A for statement is made up of four parts run in order:
- Initial statement
- Condition to check before each loop
- Code inside the loop
- Statement to run after each loop
For statements are the most commonly used in situations where the loop will have a fixed or known number of cycles. The initial statement, then, is often set to 0 or another value and acts as the counter for the number of loops.
The condition is what keeps the loop running. For as long as the condition holds true, the for statement will run. As soon as it is no longer true, the looping breaks.

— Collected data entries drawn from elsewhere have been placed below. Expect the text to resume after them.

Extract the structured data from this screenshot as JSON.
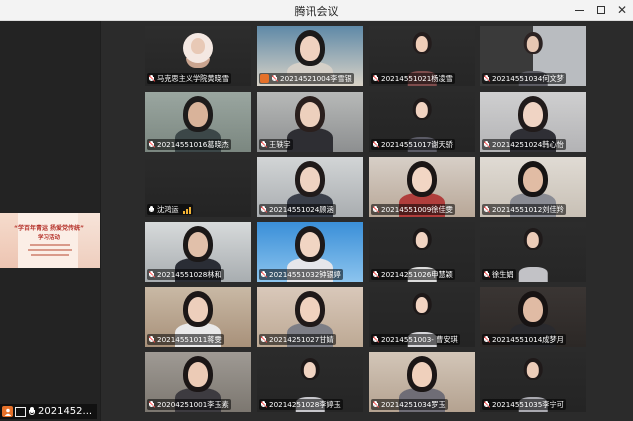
{
  "window": {
    "title": "腾讯会议",
    "controls": [
      "minimize",
      "maximize",
      "close"
    ]
  },
  "shared_screen": {
    "title": "“学百年青运 扬爱党传统”",
    "subtitle": "学习活动"
  },
  "self_view": {
    "name": "2021452..."
  },
  "participants": [
    {
      "name": "马克思主义学院黄晓雪",
      "mic": "muted"
    },
    {
      "name": "20214521004李雪银",
      "mic": "muted",
      "host": true
    },
    {
      "name": "20214551021杨凌雪",
      "mic": "muted"
    },
    {
      "name": "20214551034何文梦",
      "mic": "muted"
    },
    {
      "name": "20214551016葛晓杰",
      "mic": "muted"
    },
    {
      "name": "王轶宇",
      "mic": "muted"
    },
    {
      "name": "20214551017谢天骄",
      "mic": "muted"
    },
    {
      "name": "20214251024韩心怡",
      "mic": "muted"
    },
    {
      "name": "沈鸿运",
      "mic": "active"
    },
    {
      "name": "20214551024顾涵",
      "mic": "muted"
    },
    {
      "name": "20214551009徐佳雯",
      "mic": "muted"
    },
    {
      "name": "20214551012刘佳羚",
      "mic": "muted"
    },
    {
      "name": "20214551028林和",
      "mic": "muted"
    },
    {
      "name": "20214551032钟银婷",
      "mic": "muted"
    },
    {
      "name": "20214251026申慧颖",
      "mic": "muted"
    },
    {
      "name": "徐生娟",
      "mic": "muted"
    },
    {
      "name": "20214551011蒋雯",
      "mic": "muted"
    },
    {
      "name": "20214251027甘婧",
      "mic": "muted"
    },
    {
      "name": "20214551003- 曹安琪",
      "mic": "muted"
    },
    {
      "name": "20214551014成梦月",
      "mic": "muted"
    },
    {
      "name": "20204251001李玉素",
      "mic": "muted"
    },
    {
      "name": "20214251028李婷玉",
      "mic": "muted"
    },
    {
      "name": "20214251034罗玉",
      "mic": "muted"
    },
    {
      "name": "20214551035李宁可",
      "mic": "muted"
    }
  ],
  "colors": {
    "host_badge": "#e5712a",
    "signal": "#f2b335",
    "muted_slash": "#ff4a4a"
  }
}
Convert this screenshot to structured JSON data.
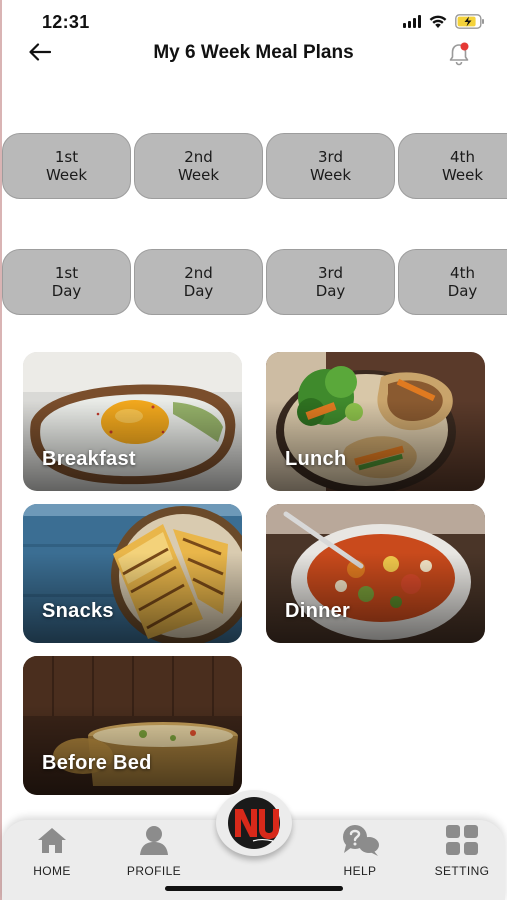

Frequently, the last statement within the for statement will increase the counter created in the initial statement. In most cases, this will be a “++” increment or “–” decrement operator that works as a short hand to increase or decrease the value by 1 each time.
For Loops and Arrays
One of the more common use cases for a for loop is with an array or other data structure where the length is known. Using a for loop to move through an array is easy because the variable used to control the loop can be used as the index to the array.
Because array positions start with 0, a for loop’s variable can also be set at 0 and increase by one per loop. As long as it is less than the length of the array, it will go through all of the values one by one.
The for…in pattern is the most useful for objects. Because objects have properties and not indexes where data can be found, the for…in loop can use the name of the property itself as an index to find a value.